ЭРНЕСТ. А вы не допускаете мысли, что лучшим судьей стихов будет поэт, как живописец – лучшим судьей картин? Всякое искусство должно ориентироваться прежде всего на художников, которые ему служат. Их мнения наверняка должны быть самыми ценными.

ДЖИЛБЕРТ. Всякое искусство ориентируется лишь на художественный душевный склад. Оно не обращено к собственным профессионалам. Само себя оно считает универсальным, и во всех своих проявлениях оно едино. Художник не только не может быть в искусстве лучшим из судей, – если он истинно велик, он и вообще не может судить о произведениях, созданных другими, да навряд ли способен судить и о собственных работах. Та сосредоточенность видения, которая и обращает простого смертного в художника, самой своей предельностью подавляет способность тонкого восприятия и оценки. Энергия, пробуждаемая творчеством, устремляет творца прямо к его цели, не допуская, чтобы он отвлекался хоть на миг. Он словно несется на колеснице, а колеса вздымают вокруг него плотные облака пыли. Боги спрятаны за ними друг от друга. Они способны замечать лишь поклоняющихся им. Но и только.
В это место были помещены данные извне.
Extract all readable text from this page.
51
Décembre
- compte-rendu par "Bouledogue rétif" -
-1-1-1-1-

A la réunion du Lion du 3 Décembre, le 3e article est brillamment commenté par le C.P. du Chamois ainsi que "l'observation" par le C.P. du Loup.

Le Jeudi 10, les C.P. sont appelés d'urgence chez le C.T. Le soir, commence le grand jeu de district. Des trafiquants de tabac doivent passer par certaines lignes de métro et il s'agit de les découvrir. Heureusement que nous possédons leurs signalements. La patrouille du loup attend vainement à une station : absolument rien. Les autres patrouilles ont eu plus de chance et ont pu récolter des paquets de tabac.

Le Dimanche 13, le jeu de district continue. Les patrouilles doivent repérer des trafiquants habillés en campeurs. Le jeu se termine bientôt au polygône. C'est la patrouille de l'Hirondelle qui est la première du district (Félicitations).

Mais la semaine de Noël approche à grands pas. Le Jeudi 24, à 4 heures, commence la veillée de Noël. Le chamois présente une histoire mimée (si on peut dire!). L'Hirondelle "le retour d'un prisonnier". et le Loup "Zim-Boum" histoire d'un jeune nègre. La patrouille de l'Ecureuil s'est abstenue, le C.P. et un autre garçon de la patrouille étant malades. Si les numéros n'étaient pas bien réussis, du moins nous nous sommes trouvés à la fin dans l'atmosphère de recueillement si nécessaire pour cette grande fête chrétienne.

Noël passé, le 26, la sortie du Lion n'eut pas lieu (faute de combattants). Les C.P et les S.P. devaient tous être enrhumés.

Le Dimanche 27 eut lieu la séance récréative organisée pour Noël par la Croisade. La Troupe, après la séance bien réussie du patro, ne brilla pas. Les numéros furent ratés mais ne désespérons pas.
ЭРНЕСТ. Так вы считаете, что великий художник не может оценить красоту произведений, не им самим созданных?

ДЖИЛБЕРТ. Он просто лишен такой возможности. Прочитав «Эндимиона», Вордсворт нашел в нем всего лишь живость языческого мироощущения, а Шелли, который не выносил будничной, повседневной обыкновенности, остался глух к стихам Вордсворта, раздражавшим его своей формой. Байрон же, этот великий страстотерпец, не сумевший до конца осуществить самого себя, был не в силах по достоинству оценить как поэта, воспевавшего облака, так и того, кто восхвалял озера, и ему осталась недоступна магия Китса. Еврипид со своим реализмом внушал отвращение Софоклу. Эти потоки горячих слез не пробуждали в нем никакой музыки. Мильтон, наделенный особым чувством возвышенного стиля, ничего не понял в методе Шекспира, как и сэр Джошуа в методе Гейнсборо. Скверные художники вечно восторгаются друг другом. Они именуют свои восторги широтой вкуса и свободой от предвзятости. Но истинно крупный мастер не способен представить себе, что можно показывать жизнь и творить красоту не теми способами, которые он избрал для самого себя. Творчество целиком поглощает и растворяет в себе критическую способность, ему отпущенную. Оно не оставляет ничего, что пошло бы на суждение о других. Лишь по той причине, что человек сам ничего не может создать, он может сделаться достойным судьей созданного другим.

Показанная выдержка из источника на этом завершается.